Quick appreciates the “pantry donations” that she receives from time-to-time, and she is very aware of how to best use the staples that are time-sensitive because of their freshness and/or expiration dates marked on grocery items. She is very mindful of foods that have a very short shelf-life, and that is paramount when planning daily meals. She also suggests that her senior friends buy food containers in various sizes, cook BIG some days, and then take a break on other days. By putting meals into individual containers and freezing them for later use, there is no waste of the food. That stretches the food out, and also it saves time in preparing and cooking meals every day.
One of Quick’s local friends, Marglen Kinikin, says, “Debbie Quick is so sweet to eagerly shares her knowledge with those that could use some instructions about how to connect with many of the nonprofit organizations, local church pantries, and other branches of the North Texas Bank Food.”
Quick is very grateful to the Waxahachie CARE program, a local nonprofit food pantry that provides food and utility assistance to local residents in need throughout Ellis County. According to its website, its 2020 campaign is: “Waxahachie CARE's – neighbors helping NEIGHBORS. Our goal is to partner up with our local churches, businesses and individuals to make sure Ellis County citizens are fed and well-cared for.”

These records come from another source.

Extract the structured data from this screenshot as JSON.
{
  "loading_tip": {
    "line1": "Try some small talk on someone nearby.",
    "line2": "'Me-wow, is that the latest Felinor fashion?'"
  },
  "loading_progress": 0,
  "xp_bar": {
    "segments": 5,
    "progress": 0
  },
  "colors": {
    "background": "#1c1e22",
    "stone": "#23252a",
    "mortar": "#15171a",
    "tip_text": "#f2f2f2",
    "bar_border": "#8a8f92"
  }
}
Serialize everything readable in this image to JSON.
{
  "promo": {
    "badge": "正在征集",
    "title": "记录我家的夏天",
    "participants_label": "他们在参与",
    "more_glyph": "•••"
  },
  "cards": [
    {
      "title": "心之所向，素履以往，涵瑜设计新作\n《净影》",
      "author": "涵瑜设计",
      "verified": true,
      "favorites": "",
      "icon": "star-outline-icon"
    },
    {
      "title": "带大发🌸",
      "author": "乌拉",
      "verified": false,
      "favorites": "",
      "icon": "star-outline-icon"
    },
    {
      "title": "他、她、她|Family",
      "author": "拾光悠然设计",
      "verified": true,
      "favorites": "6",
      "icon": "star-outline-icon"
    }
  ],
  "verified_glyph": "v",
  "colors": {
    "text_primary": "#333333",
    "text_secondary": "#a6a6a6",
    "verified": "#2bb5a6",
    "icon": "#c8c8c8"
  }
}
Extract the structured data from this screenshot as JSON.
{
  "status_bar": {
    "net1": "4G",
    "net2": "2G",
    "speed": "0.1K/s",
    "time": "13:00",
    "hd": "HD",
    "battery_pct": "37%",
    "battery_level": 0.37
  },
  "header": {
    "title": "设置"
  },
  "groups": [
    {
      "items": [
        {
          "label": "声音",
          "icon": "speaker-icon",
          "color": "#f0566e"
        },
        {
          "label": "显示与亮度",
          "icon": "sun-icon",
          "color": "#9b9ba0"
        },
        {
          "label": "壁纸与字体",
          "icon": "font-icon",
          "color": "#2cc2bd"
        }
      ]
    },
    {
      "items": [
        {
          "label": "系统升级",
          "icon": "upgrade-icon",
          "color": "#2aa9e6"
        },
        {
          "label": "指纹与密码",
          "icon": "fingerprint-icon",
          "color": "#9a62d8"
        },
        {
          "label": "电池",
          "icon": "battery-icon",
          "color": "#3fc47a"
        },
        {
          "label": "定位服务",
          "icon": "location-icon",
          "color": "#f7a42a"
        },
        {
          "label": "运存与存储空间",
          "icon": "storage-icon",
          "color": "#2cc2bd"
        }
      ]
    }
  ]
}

Quick said she also loves volunteering at the Waxahachie Senior Activity Center, an affiliate of United Way.
Through her network of friends, the word gets out that Quick can show and teach about how free food is readily available, but you just need to know where and when to find it. To help out, Quick gives them her websites, food pick-up locations, recipes, etc. She urges those in need to peruse the local newspapers, check the county websites for free food offers, and finally, encourages folks to call local churches that may offer assistance.
Quick has been a Waxahachie resident since 2013, after she relocated from Santa Clarita, California. She has two grown children, and raised her kids as a single mom.
This fascinating lady has worked several jobs over the years: One of her favorite vocations was when she was a men’s barber at the MGM Grand Hotel in Las Vegas, Nevada, in the early '80s. From there, she became an aesthetician -- a specialist in skin beautification. These days, she dapples in costume jewelry sales.
She has always had a heart for single mothers, children, and helping others in need. She enjoys the theater, art, and “especially loves $5 BLING,” according to her Facebook page.
“I am proud that I have led a successful life as a single lady, and I have been doubly blessed with a lot a free food that has helped me make it through the good times as well as the bad,” Quick says. “I just want to make sure that no person in Waxahachie goes hungry. We, as a caring community, need to be about helping out our neighbors all over the city.”